Egalement présent à Oslo, Oleg Orlov, co-lauréat et responsable de l’association russe Memorial, qui luttait contre la violation des libertés et des droits en Russie. Elle a été démantelée et dissoute par la justice russe fin 2021. Elle faisait la lumière pendant trois décennies sur les purges staliniennes, puis les répressions dans la Russie contemporaine du président Vladimir Poutine, avant d’en être elle-même victime. Yan Rachinsky qui a reçu le prix Nobel au nom du Memorial aurait reçu des appels du Kremlin pour lui demander de « refuser la récompense » selon la BBC.
11/12/2022 : Escalade des tensions à la frontière serbo-kosovare -Séverine Ly-
Le 11 décembre, s’est réuni le Conseil serbe de sécurité nationale présidé par le président de la République et chef des forces armées, Aleksandar Vucic, afin de statuer sur les mesures nécessaires dans le contexte d’un regain des tensions à sa frontière avec le Kosovo, selon le site officiel du gouvernement.
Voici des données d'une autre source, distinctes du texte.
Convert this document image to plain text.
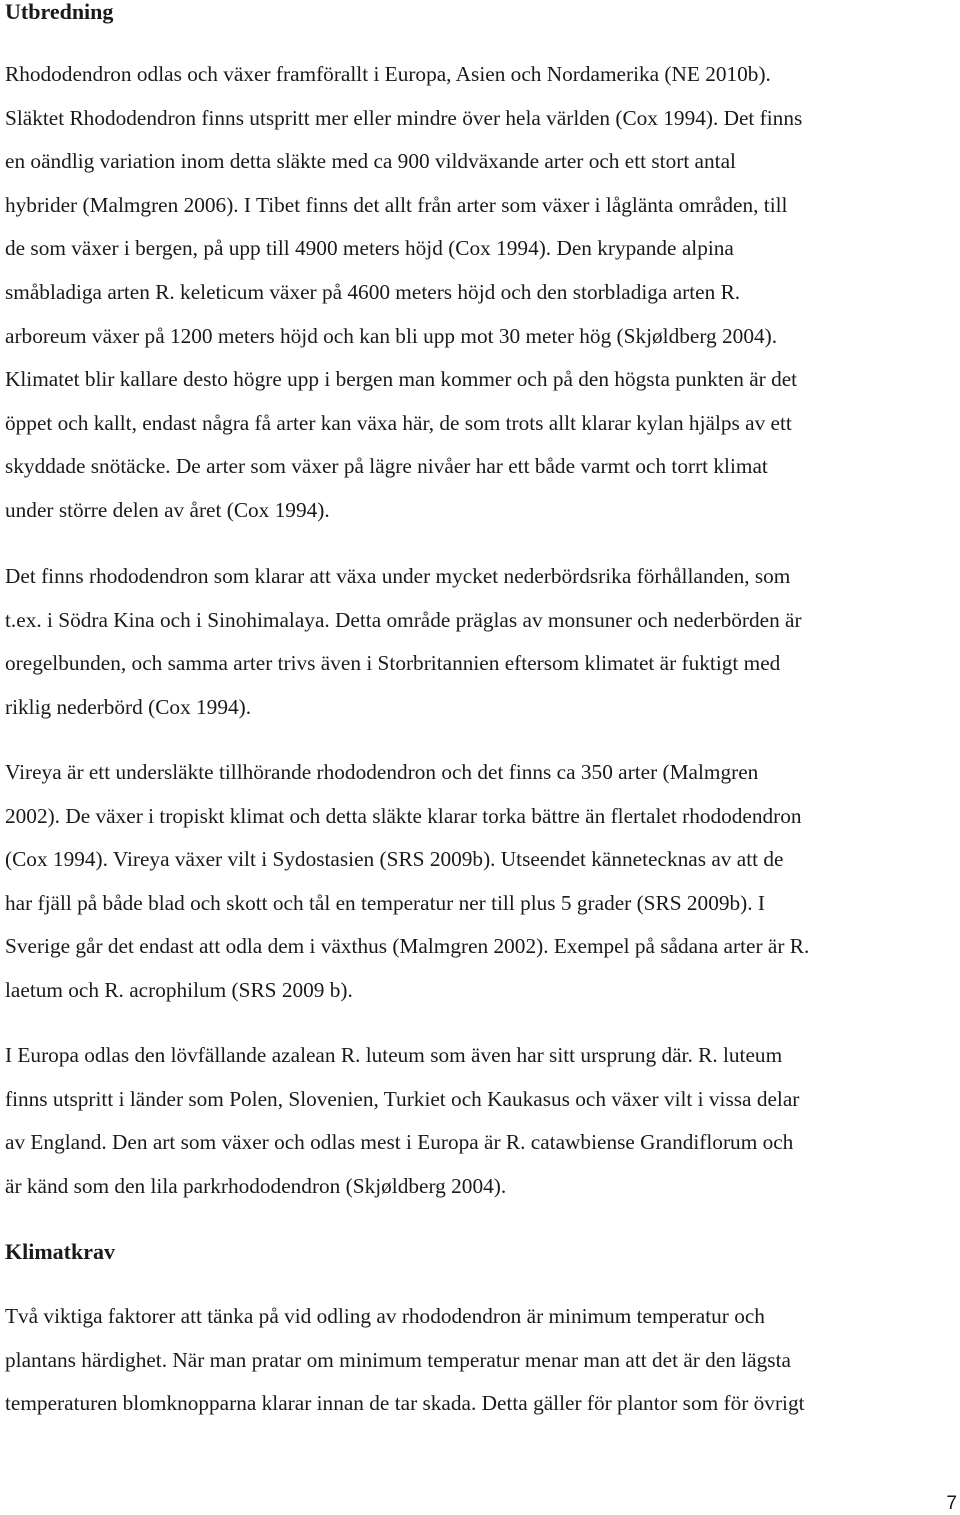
Utbredning

Rhododendron odlas och växer framförallt i Europa, Asien och Nordamerika (NE 2010b).
Släktet Rhododendron finns utspritt mer eller mindre över hela världen (Cox 1994). Det finns
en oändlig variation inom detta släkte med ca 900 vildväxande arter och ett stort antal
hybrider (Malmgren 2006). I Tibet finns det allt från arter som växer i låglänta områden, till
de som växer i bergen, på upp till 4900 meters höjd (Cox 1994). Den krypande alpina
småbladiga arten R. keleticum växer på 4600 meters höjd och den storbladiga arten R.
arboreum växer på 1200 meters höjd och kan bli upp mot 30 meter hög (Skjøldberg 2004).
Klimatet blir kallare desto högre upp i bergen man kommer och på den högsta punkten är det
öppet och kallt, endast några få arter kan växa här, de som trots allt klarar kylan hjälps av ett
skyddade snötäcke. De arter som växer på lägre nivåer har ett både varmt och torrt klimat
under större delen av året (Cox 1994).

Det finns rhododendron som klarar att växa under mycket nederbördsrika förhållanden, som
t.ex. i Södra Kina och i Sinohimalaya. Detta område präglas av monsuner och nederbörden är
oregelbunden, och samma arter trivs även i Storbritannien eftersom klimatet är fuktigt med
riklig nederbörd (Cox 1994).

Vireya är ett undersläkte tillhörande rhododendron och det finns ca 350 arter (Malmgren
2002). De växer i tropiskt klimat och detta släkte klarar torka bättre än flertalet rhododendron
(Cox 1994). Vireya växer vilt i Sydostasien (SRS 2009b). Utseendet kännetecknas av att de
har fjäll på både blad och skott och tål en temperatur ner till plus 5 grader (SRS 2009b). I
Sverige går det endast att odla dem i växthus (Malmgren 2002). Exempel på sådana arter är R.
laetum och R. acrophilum (SRS 2009 b).

I Europa odlas den lövfällande azalean R. luteum som även har sitt ursprung där. R. luteum
finns utspritt i länder som Polen, Slovenien, Turkiet och Kaukasus och växer vilt i vissa delar
av England. Den art som växer och odlas mest i Europa är R. catawbiense Grandiflorum och
är känd som den lila parkrhododendron (Skjøldberg 2004).

Klimatkrav

Två viktiga faktorer att tänka på vid odling av rhododendron är minimum temperatur och
plantans härdighet. När man pratar om minimum temperatur menar man att det är den lägsta
temperaturen blomknopparna klarar innan de tar skada. Detta gäller för plantor som för övrigt

7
Depuis le 9 décembre, des serbes résidant au Kosovo ont dressé des barricades dans la région frontalière de Metohija en signe de protestations aux décisions prises depuis quelques semaines par le gouvernement de et considérées comme «anti-serbes». L’arrestation récente du serbe Dejan Pantic au Kosovo, dont l’accusation de participation à des actions terroristes portée par Pristina est niée par Belgrade, a exacerbé le conflit.
Après cette session, le président serbe a accordé une interview au média local RTS 1 portant sur la situation au Kosovo-Metohija. En appelant à l’apaisement, il a déclaré qu’il avait «des assurances de la KFOR et d’EULEX qu’ils ne prendront pas d’actions violentes contre les manifestants» tout en rappelant que la KFOR doit «garantir la sécurité des Serbes» et avertissant que si une quelconque action serait prise envers eux, «tout sera clair» pour lui.
Josep Borrell, haut représentant de l’UE pour les affaires étrangères et la politique de sécurité, a réagi sur Twitter en condamnant «les attaques envers EULEX ou le recours à des actes violents, criminels dans le nord» par les Serbes kosovars. Il a ainsi demandé le retrait immédiat de leurs barricades. «Le calme doit être restauré» a-t-il affirmé.
13/12/2022 : Liquidation du Tribunal administratif régional de Kyiv par le parlement ukrainien – Séverine Ly-
Dans son adresse quotidienne, le président ukrainien Volodymyr Zelensky a annoncé le 13 décembre avoir signé la loi adoptée par la Verkhovna Rada concernant la liquidation du Tribunal administratif régional de Kyiv. «Cette histoire est finie» a-t-il affirmé.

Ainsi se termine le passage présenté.